The relationship comes first. The ability to give and receive upward feedback is dependent on the relationship and level of trust between you and your boss. Before giving feedback, you need to gauge whether your boss will be open to what you have to say. If you know that your boss is unreceptive to feedback, is likely to react negatively, or if you have a rocky relationship, it’s better not to say anything. However, if your boss is open-minded and you have a good relationship, you owe them the straight talk. As with any feedback, your intentions must be good and your desire to help your boss is paramount.
Ask first. If you’re unsure if your boss is open to candid feedback, ask them. Feedback can result in learning, and everyone should be open to learning, no matter his or her position. Hopefully your boss will say yes, and that will make giving the feedback a little easier. If you get the feeling your manager isn’t wild about receiving upward feedback, look for anonymous ways to share your thoughts, such as a 360-feedback process.

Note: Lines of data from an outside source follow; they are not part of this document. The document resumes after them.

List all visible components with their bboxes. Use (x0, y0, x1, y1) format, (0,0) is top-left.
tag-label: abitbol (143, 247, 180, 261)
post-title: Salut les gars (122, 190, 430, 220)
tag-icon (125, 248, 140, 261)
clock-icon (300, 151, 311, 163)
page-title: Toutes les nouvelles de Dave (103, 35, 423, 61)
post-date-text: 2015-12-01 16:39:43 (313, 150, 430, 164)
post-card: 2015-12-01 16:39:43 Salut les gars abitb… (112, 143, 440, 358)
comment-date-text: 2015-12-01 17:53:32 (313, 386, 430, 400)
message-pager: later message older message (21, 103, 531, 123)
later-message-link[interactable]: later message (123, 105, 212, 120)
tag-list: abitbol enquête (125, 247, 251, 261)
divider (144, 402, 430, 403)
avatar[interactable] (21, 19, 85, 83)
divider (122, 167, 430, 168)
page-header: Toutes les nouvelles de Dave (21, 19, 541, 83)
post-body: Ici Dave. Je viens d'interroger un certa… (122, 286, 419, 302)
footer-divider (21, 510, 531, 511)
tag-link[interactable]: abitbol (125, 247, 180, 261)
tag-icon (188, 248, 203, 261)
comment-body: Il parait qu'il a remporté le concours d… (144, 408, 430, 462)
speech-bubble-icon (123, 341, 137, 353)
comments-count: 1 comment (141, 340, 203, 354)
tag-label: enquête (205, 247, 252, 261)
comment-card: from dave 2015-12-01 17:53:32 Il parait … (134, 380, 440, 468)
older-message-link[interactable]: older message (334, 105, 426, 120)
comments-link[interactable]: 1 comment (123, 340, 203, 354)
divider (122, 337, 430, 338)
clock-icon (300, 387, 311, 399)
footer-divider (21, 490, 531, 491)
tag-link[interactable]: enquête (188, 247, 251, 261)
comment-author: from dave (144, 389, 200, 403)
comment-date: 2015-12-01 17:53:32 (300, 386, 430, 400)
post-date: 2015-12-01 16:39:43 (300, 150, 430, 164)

Make your feedback timely. Ideally, you want to give feedback as soon as you can and in an appropriate setting after something has happened. After that, details can get fuzzy. If you can’t get together to talk soon after the situation, write down what happened - in detail - so that when you are able to meet, you can quickly recall events accurately.
Be specific. For feedback to be effective and have an impact, make sure it’s specific. For example, “When you brief me on a project, it would be more helpful to give me the goals and desired outcomes instead of a list of tasks you want me to complete. I can figure those things out on my own,” is better than saying, “I don’t like how you give project briefs.” The second isn’t actionable and doesn’t give your manager insight on how to change or improve.
Choose your delivery method carefully. Although email or instant messenger is tempting, it’s best to talk face to face when giving feedback. It might be awkward and more difficult than just typing up your suggestions and hitting send, but having a real conversation will ensure the message you want to deliver is the one received. Body language often says more than spoken words; if you go into the meeting with a smile and relaxed manner, you can start things off with the right tone. And if you see your manager getting tense, you can adjust your tone and clarify your words so that the conversation stays meaningful.
When your boss bites back. No matter how thoughtfully you’ve prepared and delivered your feedback, your boss may get upset or be defensive about the feedback you’ve given. If you were asked for the feedback, you should hold your ground and explain that you were doing what was asked of you. Sometimes reframing the feedback can help. Often feedback is more easily received if you frame it in terms of what your boss cares about.
When in doubt, hold your tongue. If you’re not sure if your boss wants to hear feedback or if the subject of the feedback is a sensitive one, it’s almost always better to not speak up. There is no reason to risk your working relationship or your job, unless you feel your boss’s behaviour is putting the organisation or your unit in jeopardy. Instead, look for opportunities to give anonymous feedback, such as a 360-degree feedback process.